Emotion dysregulation and trait mindfulness are both concepts that are transdiagnostic and cross the boundary of ‘clinical’ and ‘non-clinical’ populations. Further research could usefully involve participants with different mental health problems where emotion dysregulation is proposed to be a significant factor e.g., (as described in the introduction) eating disorders, psychosis, bipolar affective disorders, or gambling. Such research could help to clarity whether MBIs reduce emotion dysregulation more broadly, or whether the effects vary according to the types of mental health difficulties people are experiencing.

Research in different countries or with people from different ethnicities and cultures would help to identify the possible impact of these factors.

Given the known heterogeneity and high levels of comorbidity in people with a diagnosis of BPD, there is a danger in only reporting average scores in groups of participants. The sole use of averages may hide different patterns of response that are present within different sub groups of participants. For example, the relationship between the severity of BPD symptoms and trait mindfulness/emotion dysregulation may be different for people with particularly poor mentalisation, high impulsivity or presence of re-experiencing or dissociation triggered by traumatic memories. All of these factors are thought to be important to the aetiology and maintenance of BPD but their universality in this clinical group is debated [16].

Clinical implications

This last point leads on to consideration of the clinical implications. One of the main reasons for exploring how BPD symptoms are associated with mindfulness and emotion dysregulation is to increase understanding of which psychological therapies might be most effective for whom. Among people diagnosed with BPD this question is complicated by the heterogeneity of their presentations.

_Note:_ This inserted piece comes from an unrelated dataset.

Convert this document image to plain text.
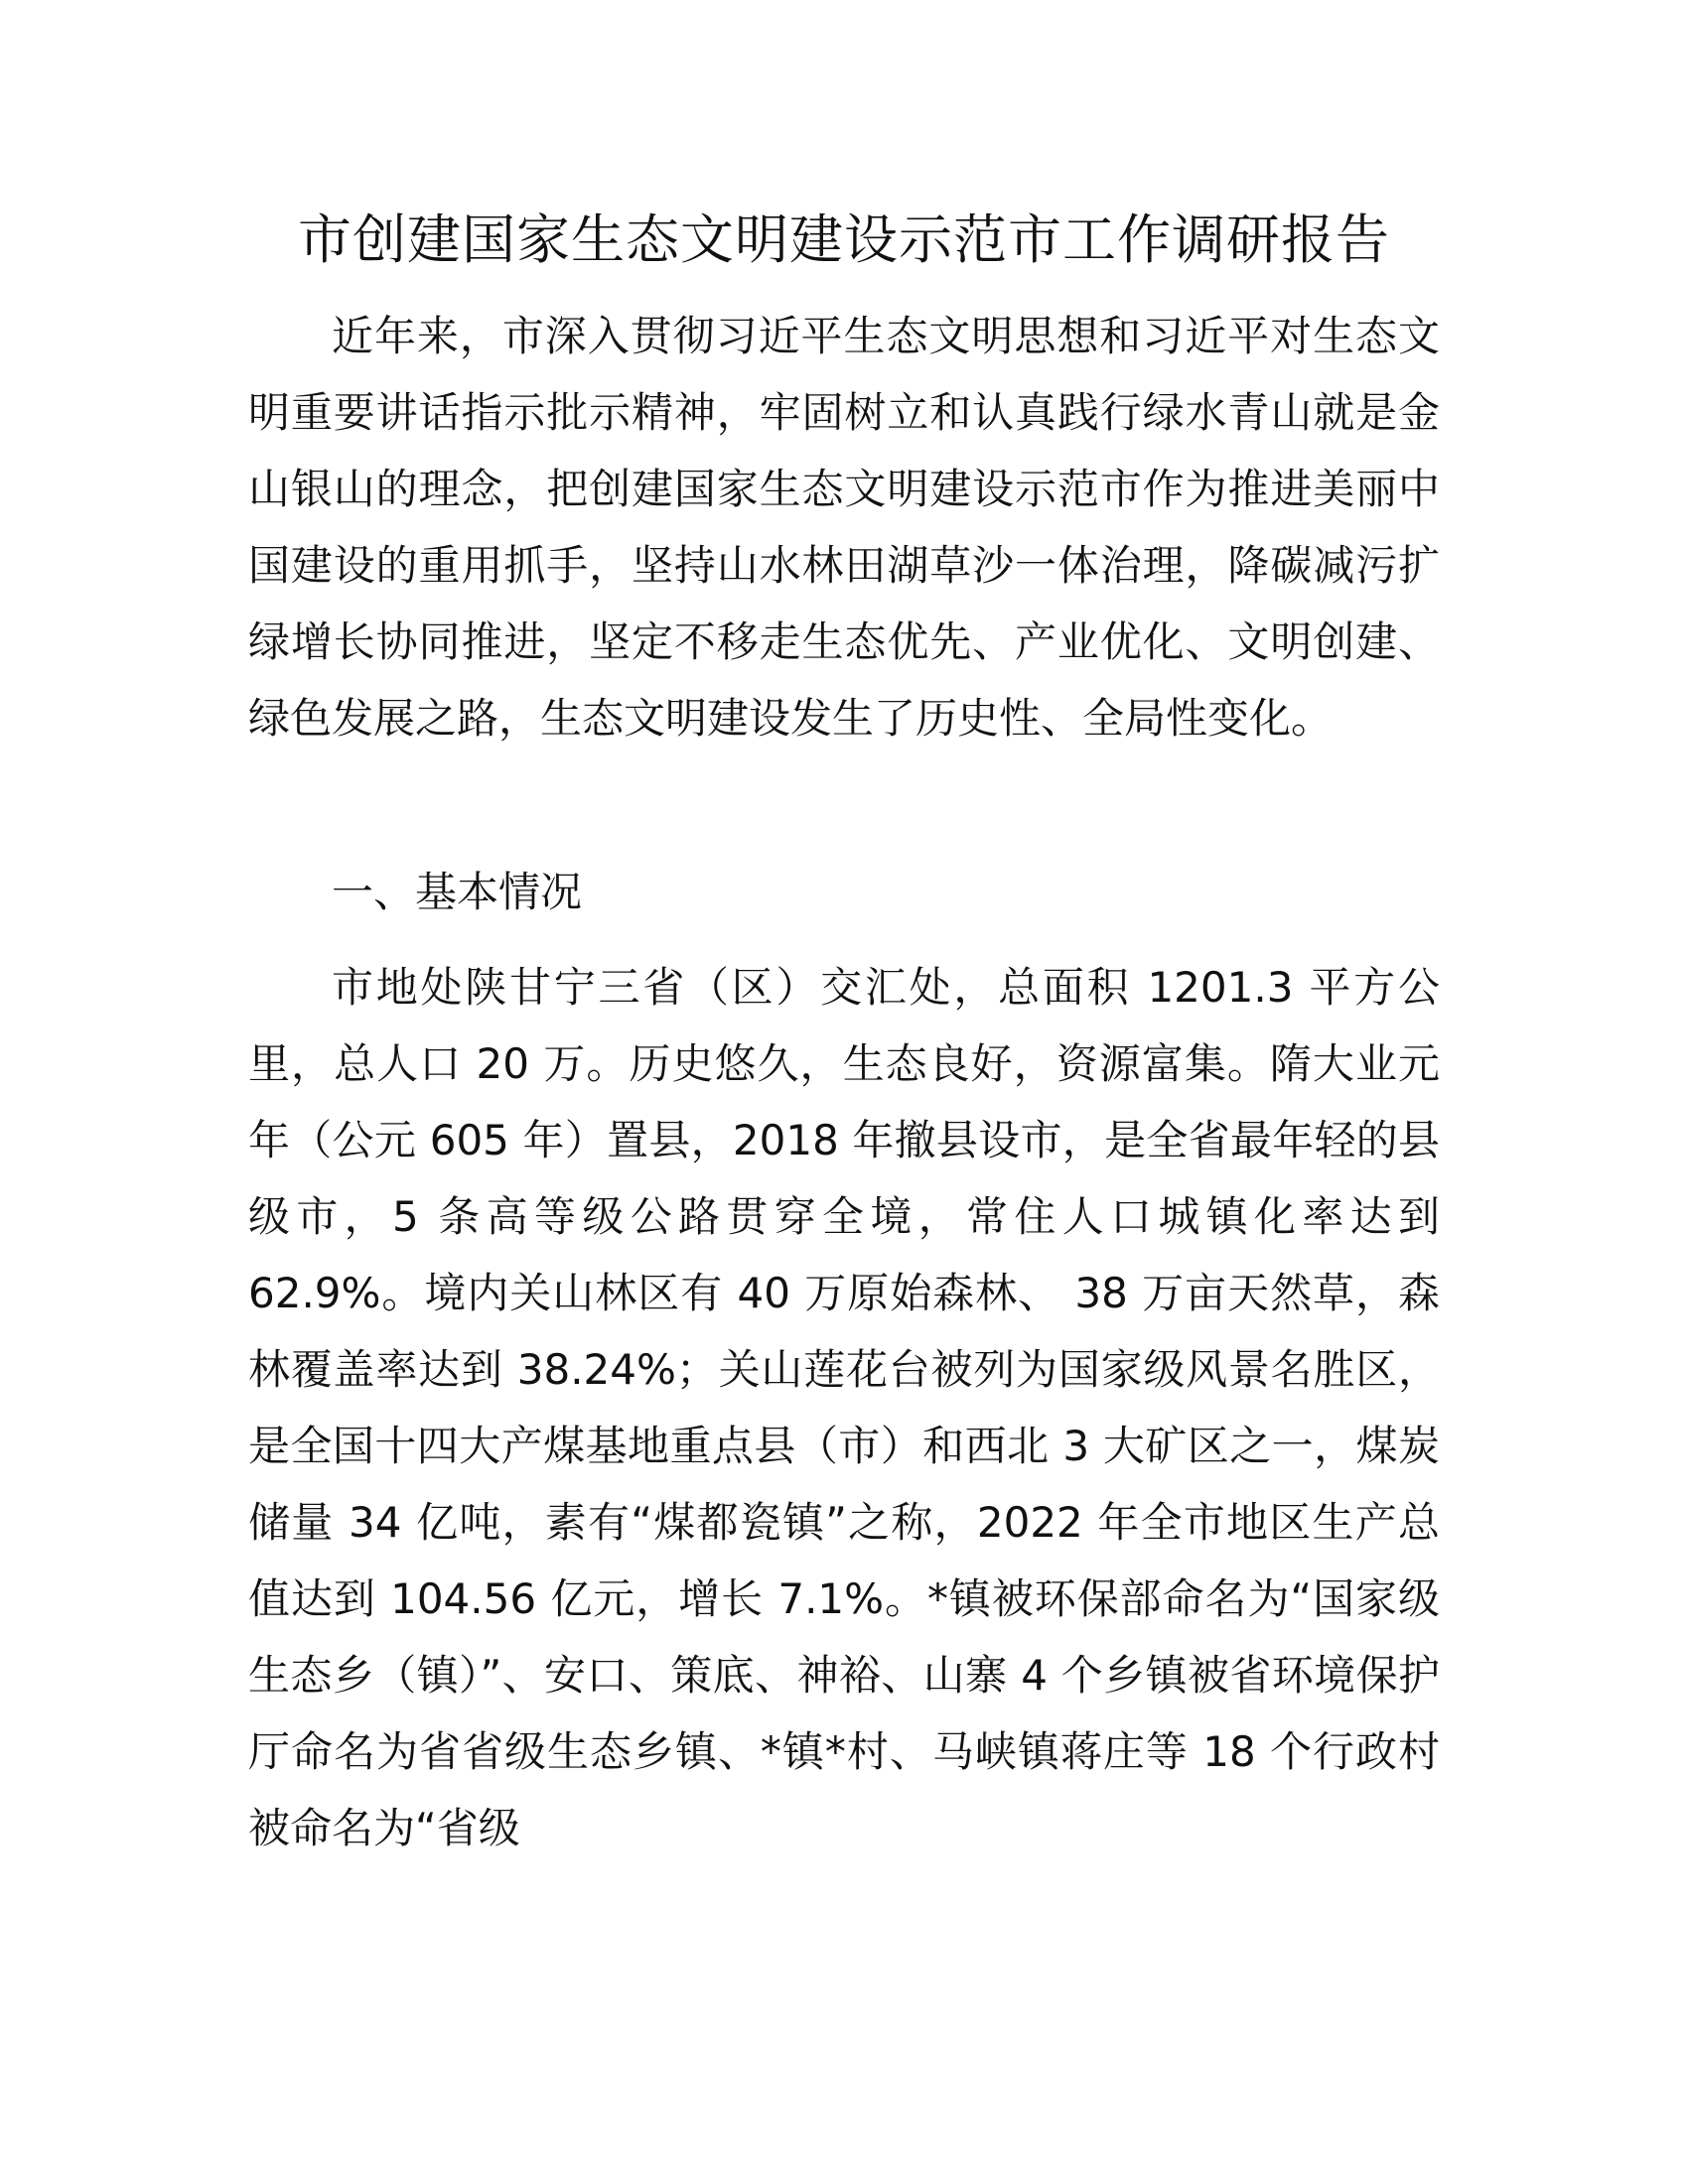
市创建国家生态文明建设示范市工作调研报告

近年来，市深入贯彻习近平生态文明思想和习近平对生态文明重要讲话指示批示精神，牢固树立和认真践行绿水青山就是金山银山的理念，把创建国家生态文明建设示范市作为推进美丽中国建设的重用抓手，坚持山水林田湖草沙一体治理，降碳减污扩绿增长协同推进，坚定不移走生态优先、产业优化、文明创建、绿色发展之路，生态文明建设发生了历史性、全局性变化。

一、基本情况

市地处陕甘宁三省（区）交汇处，总面积 1201.3 平方公里，总人口 20 万。历史悠久，生态良好，资源富集。隋大业元年（公元 605 年）置县，2018 年撤县设市，是全省最年轻的县级市，5 条高等级公路贯穿全境，常住人口城镇化率达到 62.9%。境内关山林区有 40 万原始森林、 38 万亩天然草，森林覆盖率达到 38.24%；关山莲花台被列为国家级风景名胜区，是全国十四大产煤基地重点县（市）和西北 3 大矿区之一，煤炭储量 34 亿吨，素有“煤都瓷镇”之称，2022 年全市地区生产总值达到 104.56 亿元，增长 7.1%。*镇被环保部命名为“国家级生态乡（镇）”、安口、策底、神裕、山寨 4 个乡镇被省环境保护厅命名为省省级生态乡镇、*镇*村、马峡镇蒋庄等 18 个行政村被命名为“省级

Mindfulness based and mindfulness informed interventions may aim to decrease emotion dysregulation by increasing knowledge and competency of mindfulness strategies. The analysis from this dataset indicates that this may be the case as the relationship between BPD symptoms and emotion dysregulation is mediated by trait mindfulness. Therefore people with a diagnosis of BPD may benefit from mindfulness training as one way of improving their emotion dysregulation and decreasing their BPD symptoms. Some existing supportive research is summarised in two review papers [23, 35] although it is important to note that several of the studies included in these reviews are multiple secondary analyses of the same participants. Despite this limitation these data do suggest that some facets of mindfulness such as accepting without judgement/non-judging and non-reactivity as well as decentering, [55] are beneficial to emotion dysregulation and BPD symptoms.

As with any extension of therapy outside of the existing evidence base close attention should be paid to acceptability, effectiveness and safety as there is limited information about mindfulness based interventions for people diagnosed with BPD [35].

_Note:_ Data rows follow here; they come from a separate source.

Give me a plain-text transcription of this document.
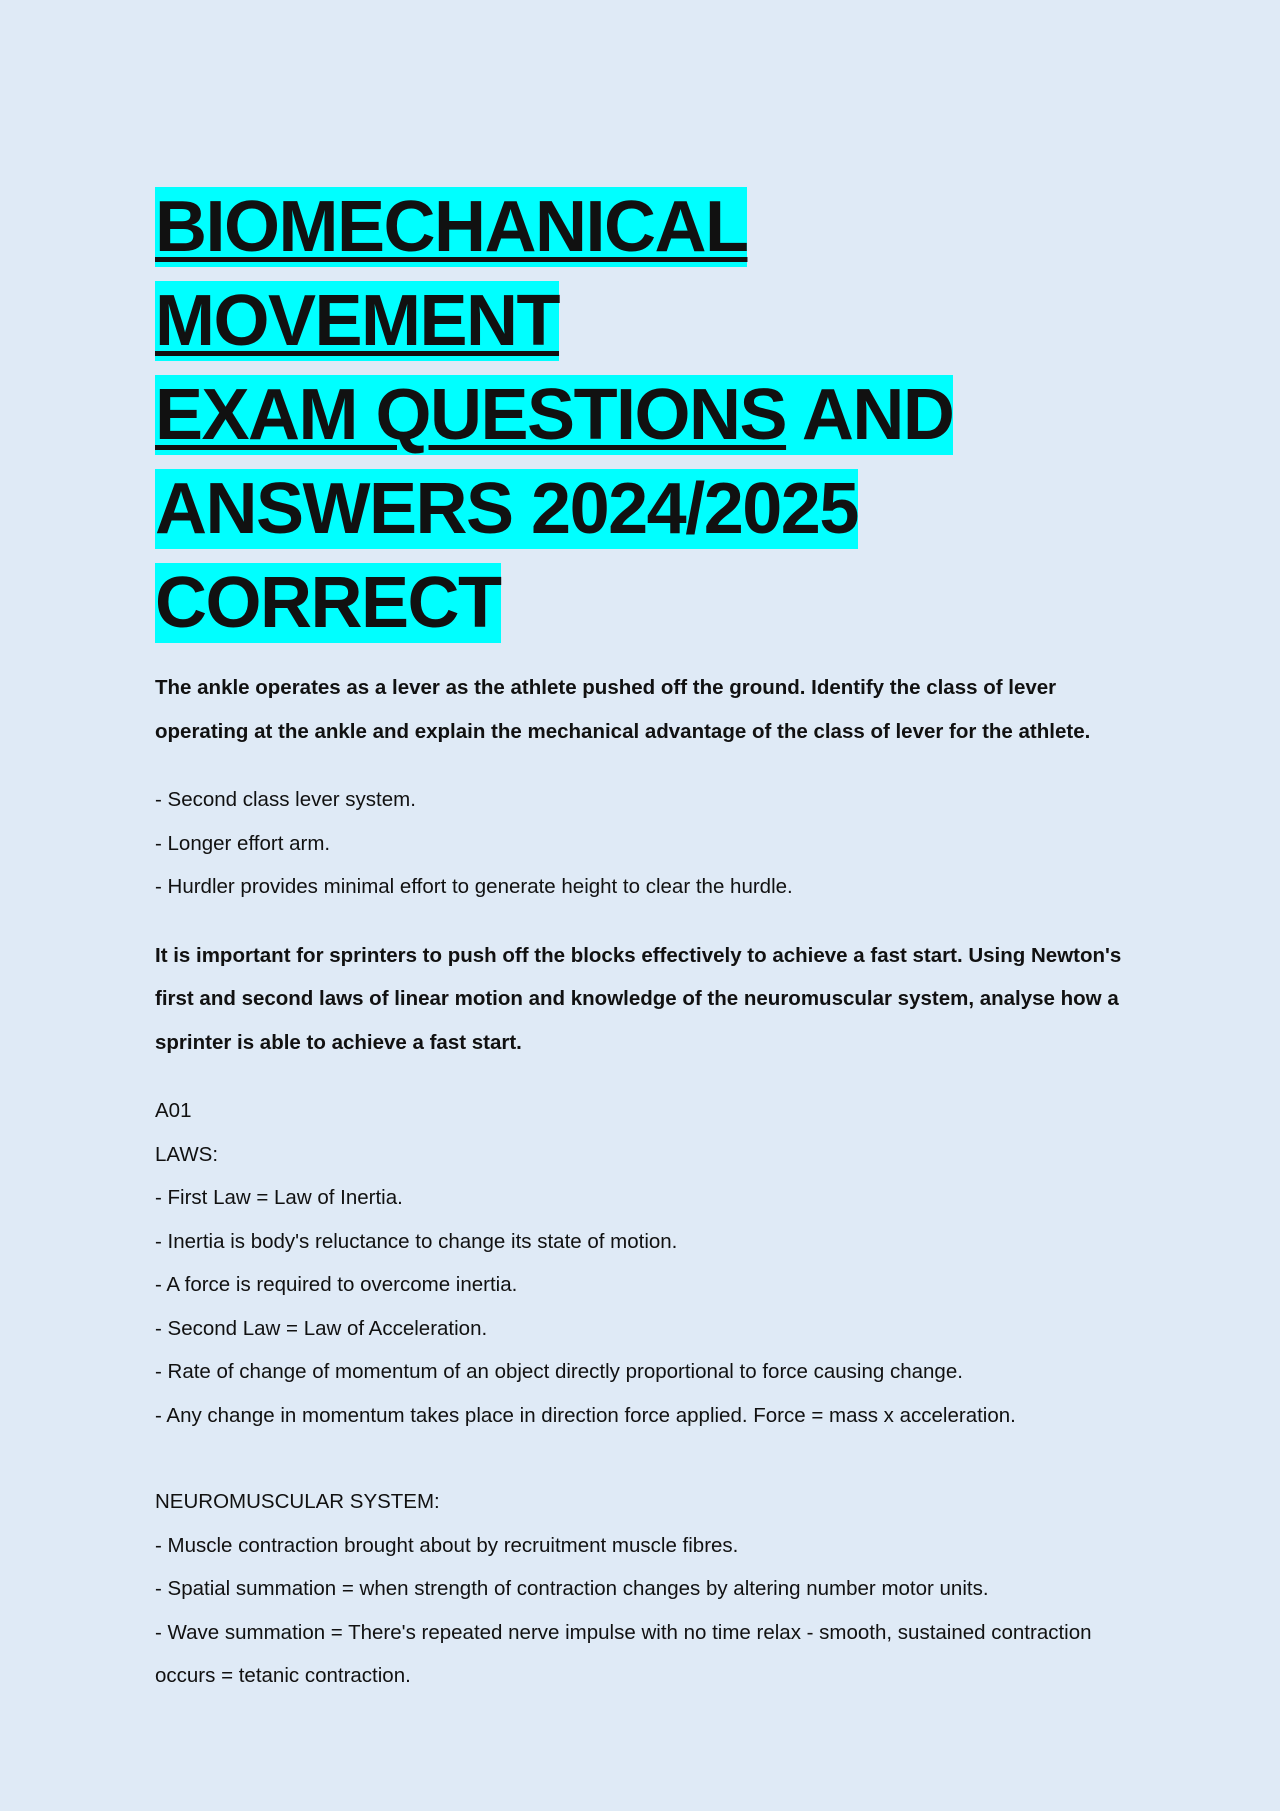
BIOMECHANICAL MOVEMENT
EXAM QUESTIONS AND
ANSWERS 2024/2025
CORRECT

The ankle operates as a lever as the athlete pushed off the ground. Identify the class of lever operating at the ankle and explain the mechanical advantage of the class of lever for the athlete.

- Second class lever system.

- Longer effort arm.

- Hurdler provides minimal effort to generate height to clear the hurdle.

It is important for sprinters to push off the blocks effectively to achieve a fast start. Using Newton's first and second laws of linear motion and knowledge of the neuromuscular system, analyse how a sprinter is able to achieve a fast start.

A01

LAWS:

- First Law = Law of Inertia.

- Inertia is body's reluctance to change its state of motion.

- A force is required to overcome inertia.

- Second Law = Law of Acceleration.

- Rate of change of momentum of an object directly proportional to force causing change.

- Any change in momentum takes place in direction force applied. Force = mass x acceleration.

NEUROMUSCULAR SYSTEM:

- Muscle contraction brought about by recruitment muscle fibres.

- Spatial summation = when strength of contraction changes by altering number motor units.

- Wave summation = There's repeated nerve impulse with no time relax - smooth, sustained contraction occurs = tetanic contraction.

The confirmation of the association between BPD severity, emotion dysregulation and trait mindfulness does indicate that regular clinical use of measures of trait mindfulness and emotion dysregulation may be useful. They could be informative both in suitability screening, treatment process, and treatment outcome measures for clinicians, as well as for researchers developing MBIs for people with a diagnosis of BPD.

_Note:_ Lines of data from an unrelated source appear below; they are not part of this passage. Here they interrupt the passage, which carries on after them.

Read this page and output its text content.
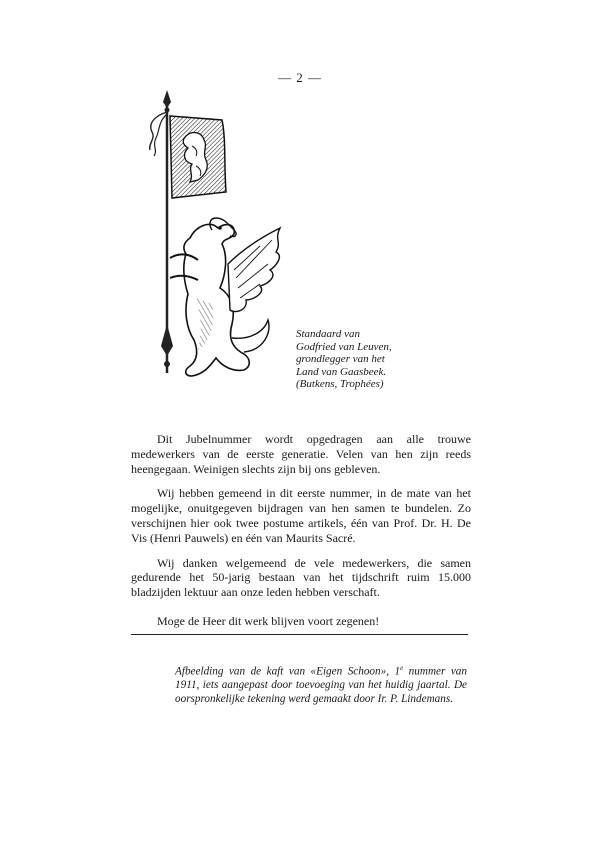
— 2 —
Standaard van
Godfried van Leuven,
grondlegger van het
Land van Gaasbeek.
(Butkens, Trophées)

Dit Jubelnummer wordt opgedragen aan alle trouwe medewerkers van de eerste generatie. Velen van hen zijn reeds heengegaan. Weinigen slechts zijn bij ons gebleven.

Wij hebben gemeend in dit eerste nummer, in de mate van het mogelijke, onuitgegeven bijdragen van hen samen te bundelen. Zo verschijnen hier ook twee postume artikels, één van Prof. Dr. H. De Vis (Henri Pauwels) en één van Maurits Sacré.

Wij danken welgemeend de vele medewerkers, die samen gedurende het 50-jarig bestaan van het tijdschrift ruim 15.000 bladzijden lektuur aan onze leden hebben verschaft.

Moge de Heer dit werk blijven voort zegenen!

Afbeelding van de kaft van «Eigen Schoon», 1e nummer van 1911, iets aangepast door toevoeging van het huidig jaartal. De oorspronkelijke tekening werd gemaakt door Ir. P. Lindemans.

Given the strength of the relationship between BPD symptoms and emotion dysregulation, and the complexity and stigma around BPD diagnoses [57], one option for increasing accessibility and acceptability of psychological therapies would be to structure care pathways around the transdiagnostic process of emotion dysregulation rather than the more commonly used structure of psychiatric diagnosis, such as with NICE guidelines in the UK [38].

Conclusions

In summary, this paper confirms in a UK population a statistically significant, large association between the severity of BPD symptoms and emotion dysregulation irrespective of mental health treatment-seeking status. This relationship is mediated by levels of trait mindfulness. Although limited by the correlational and self-report design the results suggest the measurement of trait mindfulness and emotion dysregulation can inform both clinical practice and intervention development.